4.5. Evaluation of Seed Viability Using TTC Staining
In the second experiment, seeds stored at 25 °C and −196 °C were tested for viability using the TTC staining method alongside those evaluated for asymbiotic germination. This analysis was performed for each of the six fruits and at all evaluation periods (T0, T3, T6, T9, and T12).
A 0.1% TTC solution with two drops of Tween 20 was added to each seed sample contained in the designated Eppendorf tubes. The seeds were incubated in the solution for 48 h at 25 °C in the dark. Following incubation, five subsamples of approximately 100–200 seeds were taken from each fruit and placed in separate Petri dishes. A millimeter grid was fixed to the bottom of the dishes to facilitate counting of stained (viable) and unstained (non-viable) seeds. Observations were made using a stereoscopic microscope (Zeiss, Oberkochen, Germany: Stemi 2000-C) with a 2× objective. The overall average viability for both storage temperatures was analyzed and compared.
4.6. Statistical Analysis
Germination percentage values from the study conducted over 36 months (0, 2, 8, 12, 18, 24, 30, 36) at 25 °C, 6 °C, −20 °C, and −80 °C, as well as from the 12-months (0, 3, 6, 9, 12) study at 25 °C and −196 °C, were transformed using the arcsine transformation [
43]. The transformed data were analyzed using one-way ANOVA, followed by Tukey’s test at a 0.05 significance level. Non-transformed average values were used to generate graphical representations of germination behavior over the studied time periods.
The results of the test, which determined the viability of the seeds stained with TTC, were analyzed only in terms of storage time. This is because the responses between temperatures were similar (>98% Viability). The values of both temperatures (25 °C and −196 °C) were joined to search differences among times (0, 3, 6, 9, 12 months) vs. percentage staining.
5. Conclusions
Laelia speciosa seeds showed a circannual rhythm of germination under controlled laboratory conditions at five storage temperatures (25 °C, 6 °C, −20 °C, −80 °C, and −196 °C) and low relative humidity (4%). This rhythm was characterized by high germination percentages at the beginning and during annual peaks, with declines observed during intermediate evaluations in the annual cycle.
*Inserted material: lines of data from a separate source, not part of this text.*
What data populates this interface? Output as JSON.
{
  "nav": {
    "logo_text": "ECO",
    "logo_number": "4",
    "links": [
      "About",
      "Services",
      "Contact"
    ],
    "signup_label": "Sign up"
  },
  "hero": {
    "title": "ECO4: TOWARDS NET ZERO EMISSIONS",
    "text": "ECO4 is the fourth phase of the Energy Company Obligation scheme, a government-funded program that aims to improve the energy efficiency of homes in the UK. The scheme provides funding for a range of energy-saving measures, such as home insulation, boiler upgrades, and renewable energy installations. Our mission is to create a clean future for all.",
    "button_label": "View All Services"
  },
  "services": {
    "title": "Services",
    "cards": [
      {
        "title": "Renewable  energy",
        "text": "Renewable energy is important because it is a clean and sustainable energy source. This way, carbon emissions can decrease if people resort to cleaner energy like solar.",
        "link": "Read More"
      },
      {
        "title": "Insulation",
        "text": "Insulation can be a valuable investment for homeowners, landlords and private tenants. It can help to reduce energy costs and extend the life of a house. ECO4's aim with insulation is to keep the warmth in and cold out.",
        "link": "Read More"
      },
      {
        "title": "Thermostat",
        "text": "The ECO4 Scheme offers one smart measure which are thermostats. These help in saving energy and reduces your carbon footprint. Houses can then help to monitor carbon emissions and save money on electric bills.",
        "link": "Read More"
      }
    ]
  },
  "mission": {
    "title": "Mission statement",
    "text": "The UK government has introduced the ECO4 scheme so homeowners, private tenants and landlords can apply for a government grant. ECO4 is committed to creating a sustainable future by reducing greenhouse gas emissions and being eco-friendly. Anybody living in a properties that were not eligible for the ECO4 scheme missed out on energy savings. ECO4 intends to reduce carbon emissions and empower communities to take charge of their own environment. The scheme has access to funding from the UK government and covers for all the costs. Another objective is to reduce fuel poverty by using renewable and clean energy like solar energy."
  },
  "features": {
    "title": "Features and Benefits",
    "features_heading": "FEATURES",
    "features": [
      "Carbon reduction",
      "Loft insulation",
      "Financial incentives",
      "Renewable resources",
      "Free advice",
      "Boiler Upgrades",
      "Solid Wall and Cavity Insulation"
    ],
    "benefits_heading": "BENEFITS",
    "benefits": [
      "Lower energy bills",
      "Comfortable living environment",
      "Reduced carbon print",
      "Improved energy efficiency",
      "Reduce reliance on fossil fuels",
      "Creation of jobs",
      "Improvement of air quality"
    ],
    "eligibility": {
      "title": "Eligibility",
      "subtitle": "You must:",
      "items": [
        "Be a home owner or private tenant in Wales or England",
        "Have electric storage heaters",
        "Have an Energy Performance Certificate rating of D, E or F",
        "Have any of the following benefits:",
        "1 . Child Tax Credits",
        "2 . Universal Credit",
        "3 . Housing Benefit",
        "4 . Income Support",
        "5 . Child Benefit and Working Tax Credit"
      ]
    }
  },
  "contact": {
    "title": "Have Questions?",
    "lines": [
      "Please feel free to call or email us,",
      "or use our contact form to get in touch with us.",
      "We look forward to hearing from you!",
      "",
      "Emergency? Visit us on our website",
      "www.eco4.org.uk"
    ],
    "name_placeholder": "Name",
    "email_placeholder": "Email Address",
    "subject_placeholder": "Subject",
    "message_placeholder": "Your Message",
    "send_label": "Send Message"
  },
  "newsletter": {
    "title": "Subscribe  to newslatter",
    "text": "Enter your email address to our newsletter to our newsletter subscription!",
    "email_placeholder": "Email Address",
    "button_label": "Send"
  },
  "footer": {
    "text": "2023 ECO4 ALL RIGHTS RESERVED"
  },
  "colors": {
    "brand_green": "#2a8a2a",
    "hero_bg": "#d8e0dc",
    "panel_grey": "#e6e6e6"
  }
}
In seeds of L. speciosa, the storage temperature of 25 °C was sufficient to cover an annual cycle or period. However, a continuous decline in viability was observed thereafter, with a loss of over 99% recorded at the 36-month evaluation.
At 6 °C, seed viability was best preserved over three years compared to storage at 25 °C, −20 °C, and −80 °C. In contrast, seeds stored at −20 and −80 °C showed a clear trend of viability loss after three years.
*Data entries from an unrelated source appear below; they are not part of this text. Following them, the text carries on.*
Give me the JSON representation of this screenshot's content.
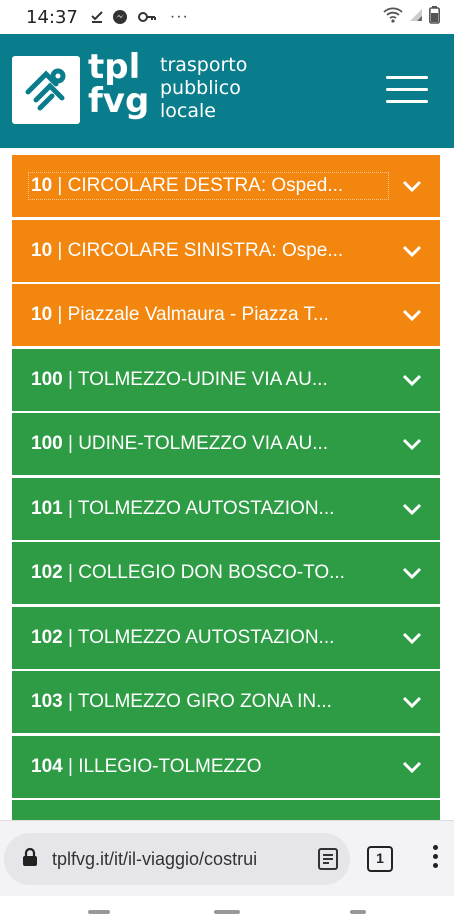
{
  "status": {
    "time": "14:37",
    "more": "···"
  },
  "header": {
    "brand": "tpl\nfvg",
    "brand_line1": "tpl",
    "brand_line2": "fvg",
    "subtitle_line1": "trasporto",
    "subtitle_line2": "pubblico",
    "subtitle_line3": "locale",
    "color": "#0a7d8c"
  },
  "lines": [
    {
      "number": "10",
      "name": "CIRCOLARE DESTRA: Osped...",
      "color": "orange"
    },
    {
      "number": "10",
      "name": "CIRCOLARE SINISTRA: Ospe...",
      "color": "orange"
    },
    {
      "number": "10",
      "name": "Piazzale Valmaura - Piazza T...",
      "color": "orange"
    },
    {
      "number": "100",
      "name": "TOLMEZZO-UDINE VIA AU...",
      "color": "green"
    },
    {
      "number": "100",
      "name": "UDINE-TOLMEZZO VIA AU...",
      "color": "green"
    },
    {
      "number": "101",
      "name": "TOLMEZZO AUTOSTAZION...",
      "color": "green"
    },
    {
      "number": "102",
      "name": "COLLEGIO DON BOSCO-TO...",
      "color": "green"
    },
    {
      "number": "102",
      "name": "TOLMEZZO AUTOSTAZION...",
      "color": "green"
    },
    {
      "number": "103",
      "name": "TOLMEZZO GIRO ZONA IN...",
      "color": "green"
    },
    {
      "number": "104",
      "name": "ILLEGIO-TOLMEZZO",
      "color": "green"
    },
    {
      "number": "",
      "name": "",
      "color": "green"
    }
  ],
  "colors": {
    "orange": "#f2860e",
    "green": "#2e9c45"
  },
  "browser": {
    "url": "tplfvg.it/it/il-viaggio/costrui",
    "tab_count": "1"
  },
  "icons": [
    "download-done-icon",
    "messenger-icon",
    "key-icon",
    "wifi-icon",
    "signal-icon",
    "battery-icon",
    "lock-icon",
    "reader-mode-icon",
    "chevron-down-icon",
    "hamburger-menu-icon"
  ]
}
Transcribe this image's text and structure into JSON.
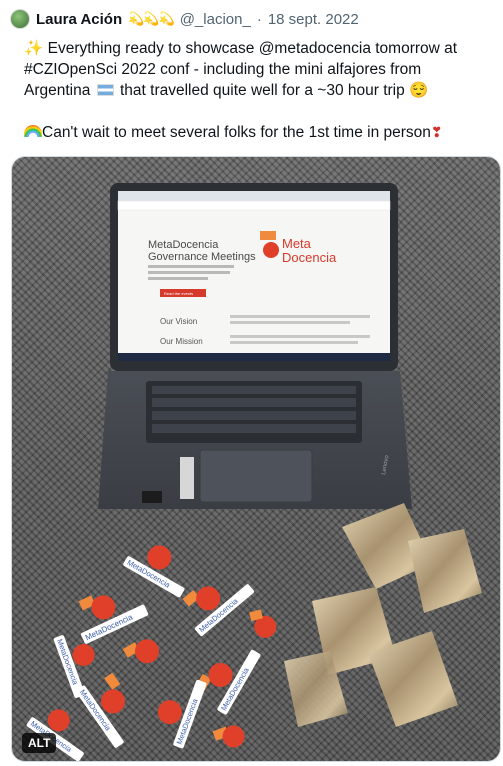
{
  "tweet": {
    "author_name": "Laura Ación",
    "author_emojis": "💫💫💫",
    "handle": "@_lacion_",
    "separator": "·",
    "date": "18 sept. 2022",
    "line1_emoji": "✨",
    "line1_text": " Everything ready to showcase @metadocencia tomorrow at",
    "line2_text": "#CZIOpenSci 2022 conf - including the mini alfajores from",
    "line3_pre": "Argentina ",
    "line3_post": " that travelled quite well for a ~30 hour trip ",
    "line3_emoji": "😌",
    "line4_text": "Can't wait to meet several folks for the 1st time in person",
    "line4_emoji": "❣"
  },
  "photo": {
    "screen": {
      "title_line1": "MetaDocencia",
      "title_line2": "Governance Meetings",
      "description": "Participate in the conversations that will guide the learning process to collaboratively build our form of government.",
      "button_label": "Read the events",
      "logo_line1": "Meta",
      "logo_line2": "Docencia",
      "vision_label": "Our Vision",
      "mission_label": "Our Mission"
    },
    "laptop_brand": "Lenovo",
    "sticker_text": "MetaDocencia"
  },
  "alt_badge": "ALT",
  "colors": {
    "accent_red": "#e0402a",
    "accent_orange": "#f08a3c",
    "sticker_blue": "#3b5ea8"
  }
}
Seeds immersed in LN2 show similar behavior in all six fruits, comparable to the results observed at 25 °C for each fruit.
This study represents the first report of a circannual rhythm in the asymbiotic germination of L. speciosa seeds under controlled storage conditions at five different temperatures. It is necessary to investigate which factors intervene in the circannual expression of germination physiology.